Vietnam gains owing to China's adjusted business policies

By Quynh Chi - Jul 31, 2018 | 03:48 PM GMT+7

TheLEADERVietnam has established itself as one of the brightest manufacturing hotspots within South East Asia partly due to the relocation of Chinese companies to Vietnam, according to JLL.

Vietnam gains owing to China's adjusted business policies
Samsung has reportedly invested over $17 billion in Vietnam.

According to real estate and investment manager Jones Lang Lasalle (JLL)'s newly released white paper providing a comprehensive overview of the industrial real estate market, this phenomenal growth can be attributed to Vietnam establishing itself as an export-driven economy, dedicated industrial and economic zones and numerous free trade agreements (FTAs).

These initiatives have led to significant investment by large foreign companies.
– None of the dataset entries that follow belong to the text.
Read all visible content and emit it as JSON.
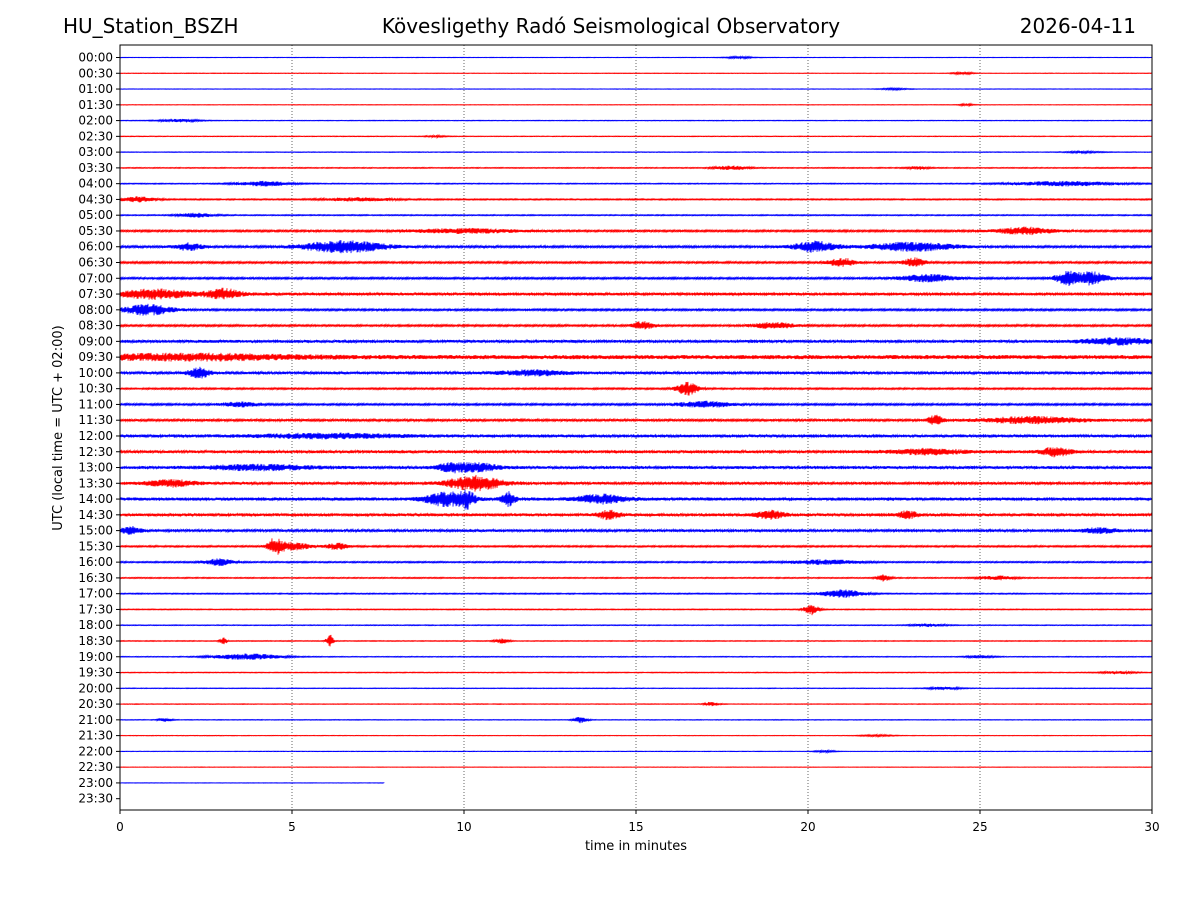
{
  "header": {
    "station": "HU_Station_BSZH",
    "observatory": "Kövesligethy Radó Seismological Observatory",
    "date": "2026-04-11"
  },
  "chart_data": {
    "type": "line",
    "title": "Kövesligethy Radó Seismological Observatory",
    "xlabel": "time in minutes",
    "ylabel": "UTC (local time = UTC + 02:00)",
    "xlim": [
      0,
      30
    ],
    "x_ticks": [
      "0",
      "5",
      "10",
      "15",
      "20",
      "25",
      "30"
    ],
    "grid": "vertical dotted lines at 5, 10, 15, 20, 25",
    "colors": {
      "a": "#0000ff",
      "b": "#ff0000"
    },
    "traces": [
      {
        "label": "00:00",
        "color": "#0000ff",
        "amp": 0.15,
        "end": 30,
        "bursts": [
          [
            18.0,
            0.4,
            0.6
          ]
        ]
      },
      {
        "label": "00:30",
        "color": "#ff0000",
        "amp": 0.15,
        "end": 30,
        "bursts": [
          [
            24.5,
            0.3,
            0.7
          ]
        ]
      },
      {
        "label": "01:00",
        "color": "#0000ff",
        "amp": 0.15,
        "end": 30,
        "bursts": [
          [
            22.5,
            0.4,
            0.5
          ]
        ]
      },
      {
        "label": "01:30",
        "color": "#ff0000",
        "amp": 0.15,
        "end": 30,
        "bursts": [
          [
            24.6,
            0.2,
            0.6
          ]
        ]
      },
      {
        "label": "02:00",
        "color": "#0000ff",
        "amp": 0.2,
        "end": 30,
        "bursts": [
          [
            1.7,
            0.6,
            0.8
          ]
        ]
      },
      {
        "label": "02:30",
        "color": "#ff0000",
        "amp": 0.2,
        "end": 30,
        "bursts": [
          [
            9.2,
            0.3,
            0.5
          ]
        ]
      },
      {
        "label": "03:00",
        "color": "#0000ff",
        "amp": 0.2,
        "end": 30,
        "bursts": [
          [
            28.0,
            0.5,
            0.5
          ]
        ]
      },
      {
        "label": "03:30",
        "color": "#ff0000",
        "amp": 0.3,
        "end": 30,
        "bursts": [
          [
            17.8,
            0.5,
            1.2
          ],
          [
            23.2,
            0.3,
            0.8
          ]
        ]
      },
      {
        "label": "04:00",
        "color": "#0000ff",
        "amp": 0.3,
        "end": 30,
        "bursts": [
          [
            4.2,
            0.8,
            1.5
          ],
          [
            27.5,
            1.5,
            1.5
          ]
        ]
      },
      {
        "label": "04:30",
        "color": "#ff0000",
        "amp": 0.4,
        "end": 30,
        "bursts": [
          [
            0.5,
            0.5,
            1.6
          ],
          [
            7.0,
            1.0,
            1.0
          ]
        ]
      },
      {
        "label": "05:00",
        "color": "#0000ff",
        "amp": 0.35,
        "end": 30,
        "bursts": [
          [
            2.2,
            0.5,
            1.2
          ]
        ]
      },
      {
        "label": "05:30",
        "color": "#ff0000",
        "amp": 0.6,
        "end": 30,
        "bursts": [
          [
            26.3,
            0.8,
            2.2
          ],
          [
            10.0,
            1.5,
            1.3
          ]
        ]
      },
      {
        "label": "06:00",
        "color": "#0000ff",
        "amp": 0.7,
        "end": 30,
        "bursts": [
          [
            6.5,
            1.2,
            3.6
          ],
          [
            2.0,
            0.4,
            2.2
          ],
          [
            20.2,
            0.6,
            3.2
          ],
          [
            23.0,
            1.2,
            2.6
          ]
        ]
      },
      {
        "label": "06:30",
        "color": "#ff0000",
        "amp": 0.6,
        "end": 30,
        "bursts": [
          [
            21.0,
            0.4,
            2.5
          ],
          [
            23.1,
            0.3,
            2.8
          ]
        ]
      },
      {
        "label": "07:00",
        "color": "#0000ff",
        "amp": 0.6,
        "end": 30,
        "bursts": [
          [
            27.6,
            0.4,
            4.2
          ],
          [
            28.3,
            0.4,
            3.8
          ],
          [
            23.5,
            0.8,
            2.2
          ]
        ]
      },
      {
        "label": "07:30",
        "color": "#ff0000",
        "amp": 0.9,
        "end": 30,
        "bursts": [
          [
            1.0,
            1.0,
            2.8
          ],
          [
            3.0,
            0.5,
            3.0
          ]
        ]
      },
      {
        "label": "08:00",
        "color": "#0000ff",
        "amp": 0.6,
        "end": 30,
        "bursts": [
          [
            0.8,
            0.7,
            3.2
          ]
        ]
      },
      {
        "label": "08:30",
        "color": "#ff0000",
        "amp": 0.6,
        "end": 30,
        "bursts": [
          [
            15.2,
            0.3,
            2.4
          ],
          [
            19.0,
            0.6,
            1.8
          ]
        ]
      },
      {
        "label": "09:00",
        "color": "#0000ff",
        "amp": 0.9,
        "end": 30,
        "bursts": [
          [
            29.0,
            1.0,
            1.8
          ]
        ]
      },
      {
        "label": "09:30",
        "color": "#ff0000",
        "amp": 1.3,
        "end": 30,
        "bursts": [
          [
            2.0,
            3.0,
            1.6
          ]
        ]
      },
      {
        "label": "10:00",
        "color": "#0000ff",
        "amp": 0.8,
        "end": 30,
        "bursts": [
          [
            2.3,
            0.3,
            3.2
          ],
          [
            12.0,
            1.0,
            1.5
          ]
        ]
      },
      {
        "label": "10:30",
        "color": "#ff0000",
        "amp": 0.5,
        "end": 30,
        "bursts": [
          [
            16.5,
            0.3,
            4.2
          ]
        ]
      },
      {
        "label": "11:00",
        "color": "#0000ff",
        "amp": 0.6,
        "end": 30,
        "bursts": [
          [
            17.0,
            0.8,
            1.8
          ],
          [
            3.5,
            0.5,
            1.4
          ]
        ]
      },
      {
        "label": "11:30",
        "color": "#ff0000",
        "amp": 0.7,
        "end": 30,
        "bursts": [
          [
            26.5,
            1.5,
            2.0
          ],
          [
            23.7,
            0.2,
            3.2
          ]
        ]
      },
      {
        "label": "12:00",
        "color": "#0000ff",
        "amp": 0.9,
        "end": 30,
        "bursts": [
          [
            6.0,
            2.0,
            1.3
          ]
        ]
      },
      {
        "label": "12:30",
        "color": "#ff0000",
        "amp": 0.9,
        "end": 30,
        "bursts": [
          [
            27.2,
            0.4,
            2.8
          ],
          [
            23.5,
            1.0,
            1.6
          ]
        ]
      },
      {
        "label": "13:00",
        "color": "#0000ff",
        "amp": 0.9,
        "end": 30,
        "bursts": [
          [
            9.7,
            0.5,
            2.6
          ],
          [
            10.5,
            0.5,
            2.2
          ],
          [
            4.0,
            1.5,
            1.5
          ]
        ]
      },
      {
        "label": "13:30",
        "color": "#ff0000",
        "amp": 0.8,
        "end": 30,
        "bursts": [
          [
            10.3,
            0.8,
            4.5
          ],
          [
            1.5,
            0.7,
            2.0
          ]
        ]
      },
      {
        "label": "14:00",
        "color": "#0000ff",
        "amp": 1.0,
        "end": 30,
        "bursts": [
          [
            9.5,
            0.6,
            4.2
          ],
          [
            10.1,
            0.2,
            4.5
          ],
          [
            11.3,
            0.2,
            4.0
          ],
          [
            14.0,
            0.7,
            2.5
          ]
        ]
      },
      {
        "label": "14:30",
        "color": "#ff0000",
        "amp": 0.9,
        "end": 30,
        "bursts": [
          [
            14.2,
            0.3,
            2.6
          ],
          [
            18.9,
            0.4,
            2.4
          ],
          [
            22.9,
            0.3,
            2.0
          ]
        ]
      },
      {
        "label": "15:00",
        "color": "#0000ff",
        "amp": 0.8,
        "end": 30,
        "bursts": [
          [
            0.3,
            0.3,
            2.2
          ],
          [
            28.5,
            0.5,
            1.5
          ]
        ]
      },
      {
        "label": "15:30",
        "color": "#ff0000",
        "amp": 0.5,
        "end": 30,
        "bursts": [
          [
            4.5,
            0.2,
            5.0
          ],
          [
            5.0,
            0.5,
            2.4
          ],
          [
            6.3,
            0.3,
            2.0
          ]
        ]
      },
      {
        "label": "16:00",
        "color": "#0000ff",
        "amp": 0.45,
        "end": 30,
        "bursts": [
          [
            2.9,
            0.4,
            2.0
          ],
          [
            20.5,
            1.0,
            1.4
          ]
        ]
      },
      {
        "label": "16:30",
        "color": "#ff0000",
        "amp": 0.35,
        "end": 30,
        "bursts": [
          [
            22.2,
            0.2,
            2.2
          ],
          [
            25.5,
            0.5,
            1.2
          ]
        ]
      },
      {
        "label": "17:00",
        "color": "#0000ff",
        "amp": 0.35,
        "end": 30,
        "bursts": [
          [
            21.0,
            0.6,
            2.4
          ]
        ]
      },
      {
        "label": "17:30",
        "color": "#ff0000",
        "amp": 0.3,
        "end": 30,
        "bursts": [
          [
            20.1,
            0.2,
            3.5
          ]
        ]
      },
      {
        "label": "18:00",
        "color": "#0000ff",
        "amp": 0.25,
        "end": 30,
        "bursts": [
          [
            23.5,
            0.5,
            0.8
          ]
        ]
      },
      {
        "label": "18:30",
        "color": "#ff0000",
        "amp": 0.25,
        "end": 30,
        "bursts": [
          [
            6.1,
            0.1,
            4.0
          ],
          [
            3.0,
            0.1,
            2.0
          ],
          [
            11.1,
            0.2,
            1.5
          ]
        ]
      },
      {
        "label": "19:00",
        "color": "#0000ff",
        "amp": 0.25,
        "end": 30,
        "bursts": [
          [
            3.7,
            1.0,
            1.8
          ],
          [
            25.0,
            0.4,
            0.8
          ]
        ]
      },
      {
        "label": "19:30",
        "color": "#ff0000",
        "amp": 0.25,
        "end": 30,
        "bursts": [
          [
            29.0,
            0.5,
            0.8
          ]
        ]
      },
      {
        "label": "20:00",
        "color": "#0000ff",
        "amp": 0.2,
        "end": 30,
        "bursts": [
          [
            24.0,
            0.5,
            0.8
          ]
        ]
      },
      {
        "label": "20:30",
        "color": "#ff0000",
        "amp": 0.2,
        "end": 30,
        "bursts": [
          [
            17.2,
            0.2,
            1.2
          ]
        ]
      },
      {
        "label": "21:00",
        "color": "#0000ff",
        "amp": 0.2,
        "end": 30,
        "bursts": [
          [
            13.4,
            0.2,
            2.0
          ],
          [
            1.3,
            0.2,
            1.0
          ]
        ]
      },
      {
        "label": "21:30",
        "color": "#ff0000",
        "amp": 0.15,
        "end": 30,
        "bursts": [
          [
            22.0,
            0.5,
            0.5
          ]
        ]
      },
      {
        "label": "22:00",
        "color": "#0000ff",
        "amp": 0.15,
        "end": 30,
        "bursts": [
          [
            20.5,
            0.3,
            0.6
          ]
        ]
      },
      {
        "label": "22:30",
        "color": "#ff0000",
        "amp": 0.15,
        "end": 30,
        "bursts": []
      },
      {
        "label": "23:00",
        "color": "#0000ff",
        "amp": 0.15,
        "end": 7.7,
        "bursts": []
      },
      {
        "label": "23:30",
        "color": "#ff0000",
        "amp": 0,
        "end": 0,
        "bursts": []
      }
    ]
  }
}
The best case study is Samsung who has reportedly invested over $17 billion in Vietnam. 

In addition, production cost in Vietnam is lowest in ASEAN and also lower than China with just under $1 per hour; meanwhile, the cost of land prices in China is rising.

China continuing its move away from labor-intensive industries and moving up the value chain has led to Chinese companies relocating to South East Asian countries, including Vietnam.
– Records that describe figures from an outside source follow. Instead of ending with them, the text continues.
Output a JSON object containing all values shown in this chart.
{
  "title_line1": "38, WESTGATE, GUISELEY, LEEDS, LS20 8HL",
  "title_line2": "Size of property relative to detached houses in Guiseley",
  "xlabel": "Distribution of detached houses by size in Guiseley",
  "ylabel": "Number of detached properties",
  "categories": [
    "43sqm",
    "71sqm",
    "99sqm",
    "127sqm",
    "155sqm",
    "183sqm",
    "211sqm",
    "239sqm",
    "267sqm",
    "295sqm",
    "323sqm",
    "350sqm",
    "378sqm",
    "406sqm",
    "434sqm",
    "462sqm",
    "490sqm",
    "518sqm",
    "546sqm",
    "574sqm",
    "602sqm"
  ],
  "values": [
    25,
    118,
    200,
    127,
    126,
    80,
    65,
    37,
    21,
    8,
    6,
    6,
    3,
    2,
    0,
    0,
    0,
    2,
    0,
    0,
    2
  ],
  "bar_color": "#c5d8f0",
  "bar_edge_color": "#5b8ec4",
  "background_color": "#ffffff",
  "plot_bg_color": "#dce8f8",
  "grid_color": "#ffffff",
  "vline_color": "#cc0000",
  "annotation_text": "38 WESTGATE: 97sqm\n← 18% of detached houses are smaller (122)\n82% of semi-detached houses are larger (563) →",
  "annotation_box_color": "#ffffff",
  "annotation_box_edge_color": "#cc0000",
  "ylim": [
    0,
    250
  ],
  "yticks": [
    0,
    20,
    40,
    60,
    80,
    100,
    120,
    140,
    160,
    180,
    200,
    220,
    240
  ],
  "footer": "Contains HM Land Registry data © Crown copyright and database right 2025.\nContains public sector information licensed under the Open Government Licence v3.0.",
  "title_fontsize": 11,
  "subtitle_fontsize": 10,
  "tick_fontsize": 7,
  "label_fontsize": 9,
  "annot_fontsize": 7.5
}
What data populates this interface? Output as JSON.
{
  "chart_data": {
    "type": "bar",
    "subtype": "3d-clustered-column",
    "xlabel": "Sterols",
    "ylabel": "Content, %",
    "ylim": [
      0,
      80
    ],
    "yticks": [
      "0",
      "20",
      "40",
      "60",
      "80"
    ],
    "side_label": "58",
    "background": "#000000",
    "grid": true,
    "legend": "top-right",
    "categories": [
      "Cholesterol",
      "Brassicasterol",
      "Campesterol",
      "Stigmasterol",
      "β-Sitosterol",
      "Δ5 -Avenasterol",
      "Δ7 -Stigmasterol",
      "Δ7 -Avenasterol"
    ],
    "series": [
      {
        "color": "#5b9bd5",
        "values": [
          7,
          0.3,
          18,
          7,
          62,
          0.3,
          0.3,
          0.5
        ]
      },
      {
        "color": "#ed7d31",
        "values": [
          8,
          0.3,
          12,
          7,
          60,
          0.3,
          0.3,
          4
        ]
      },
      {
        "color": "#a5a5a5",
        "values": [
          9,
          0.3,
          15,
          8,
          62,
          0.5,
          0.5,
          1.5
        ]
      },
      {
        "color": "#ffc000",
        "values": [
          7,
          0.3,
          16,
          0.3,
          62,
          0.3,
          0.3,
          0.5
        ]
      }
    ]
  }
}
Trade Wars between China and the US could have a twofold impact. On the one hand, it expedites the movement of companies from China to Vietnam. On the other hand, trade wars will increase the price of goods which could slow global consumption reducing output for exporters.

Besides, Vietnam is establishing itself as an export-driven economy and encourages business in this sector. This is demonstrated by the establishing Industrial and Economic Zones in the North, Central and South regions and the country entering into 18 FTAs that has created a business-friendly environment for domestic and foreign companies.
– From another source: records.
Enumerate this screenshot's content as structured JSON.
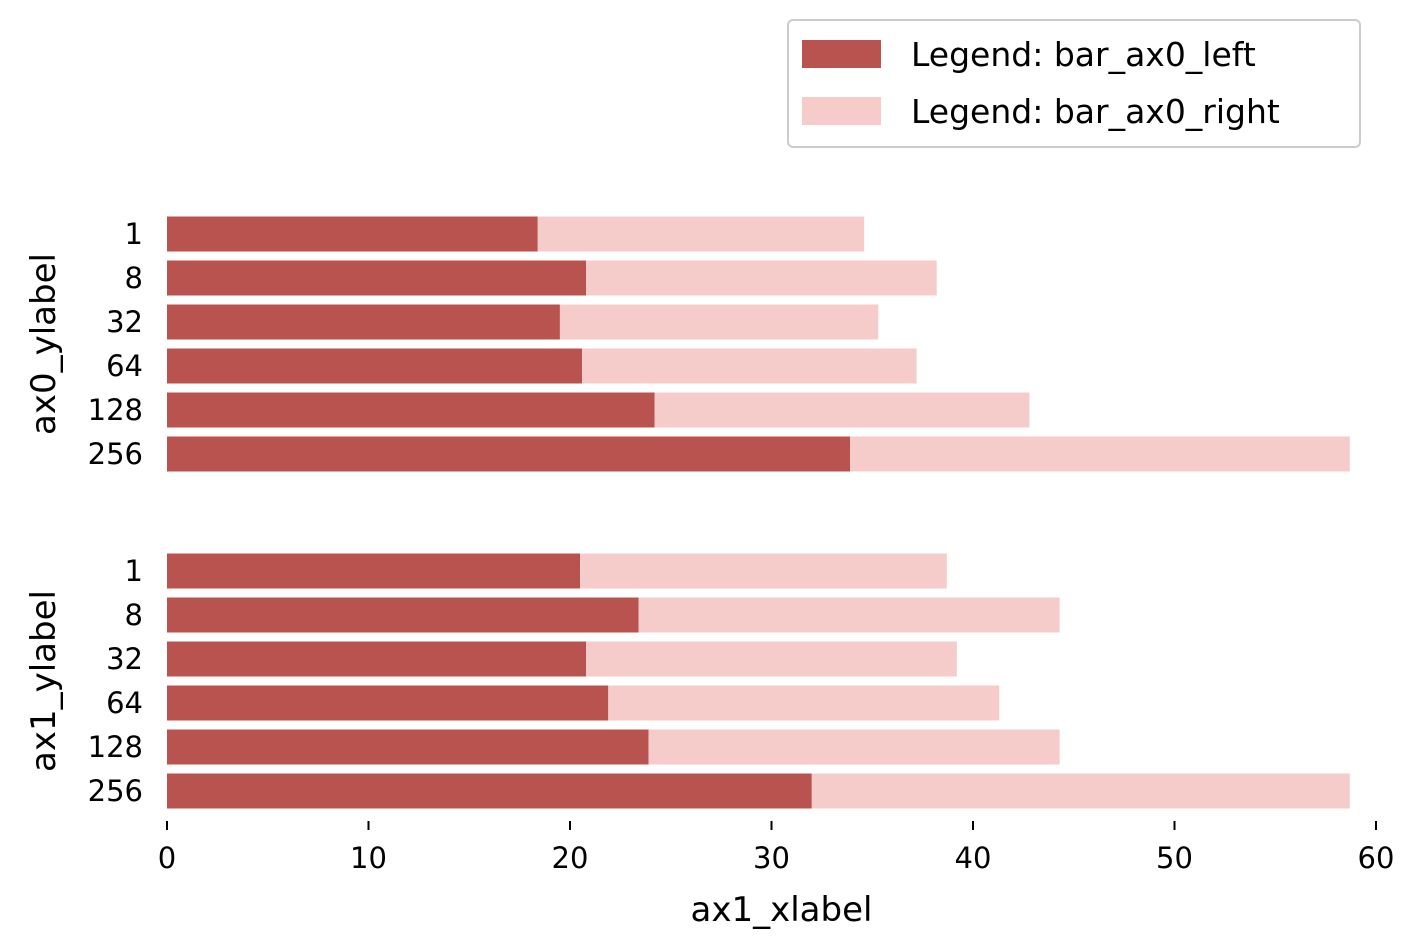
{
  "chart_data": {
    "type": "bar",
    "orientation": "horizontal",
    "stacked": true,
    "colors": {
      "left": "#b9534f",
      "right": "#f6cccb",
      "axis": "#000000"
    },
    "legend": {
      "placement": "top-right",
      "entries": [
        "Legend: bar_ax0_left",
        "Legend: bar_ax0_right"
      ]
    },
    "xlabel": "ax1_xlabel",
    "xlim": [
      0,
      60
    ],
    "xticks": [
      0,
      10,
      20,
      30,
      40,
      50,
      60
    ],
    "panels": [
      {
        "ylabel": "ax0_ylabel",
        "categories": [
          "1",
          "8",
          "32",
          "64",
          "128",
          "256"
        ],
        "series": [
          {
            "values": [
              18.4,
              20.8,
              19.5,
              20.6,
              24.2,
              33.9
            ]
          },
          {
            "values": [
              16.2,
              17.4,
              15.8,
              16.6,
              18.6,
              24.8
            ]
          }
        ]
      },
      {
        "ylabel": "ax1_ylabel",
        "categories": [
          "1",
          "8",
          "32",
          "64",
          "128",
          "256"
        ],
        "series": [
          {
            "values": [
              20.5,
              23.4,
              20.8,
              21.9,
              23.9,
              32.0
            ]
          },
          {
            "values": [
              18.2,
              20.9,
              18.4,
              19.4,
              20.4,
              26.7
            ]
          }
        ]
      }
    ]
  }
}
Vietnam is strategically located between China and Singapore with 3,260 km of coastline, providing excellent access to Vietnam's East Sea, one of the major shipping routes in the world. Roughly, 40 per cent of cargo transported from the Indian Ocean to the Pacific cross the East Sea before arriving in China, Japan, South Korea and the United States.

Challenges to Vietnam's development of the industrial real estate

According to JLL Vietnam's Head of Markets Trang Bui, to move up a new ladder in the industrial park/logistics development cycle and become more attractive and competitive than in other countries in the region, Vietnam should continue to invest heavily in infrastructure development.

Particularly, the implementation of administrative procedures required in the export and import of goods are ineffective and prolonged, affecting the operation of the industrial zones. Also, the number of skilled workers in Vietnam is too low.

One of the challenges for Vietnam over the next few years will be the ability to adapt and embrace the inevitable disruption and changes brought about by technology and automation, now commonly known as Industry 4.0. Trang said that Vietnam is still in the lowest stage of the world's industrial real estate.

"Vietnam is establishing itself as the industrial powerhouse within Southeast Asia and as we have witnessed in other countries around the region, we expect the industrial market will enter a new phase and move up the value chain in the future, moving away from labour intensive to capital intensive," Stephen Wyatt, country head of JLL Vietnam.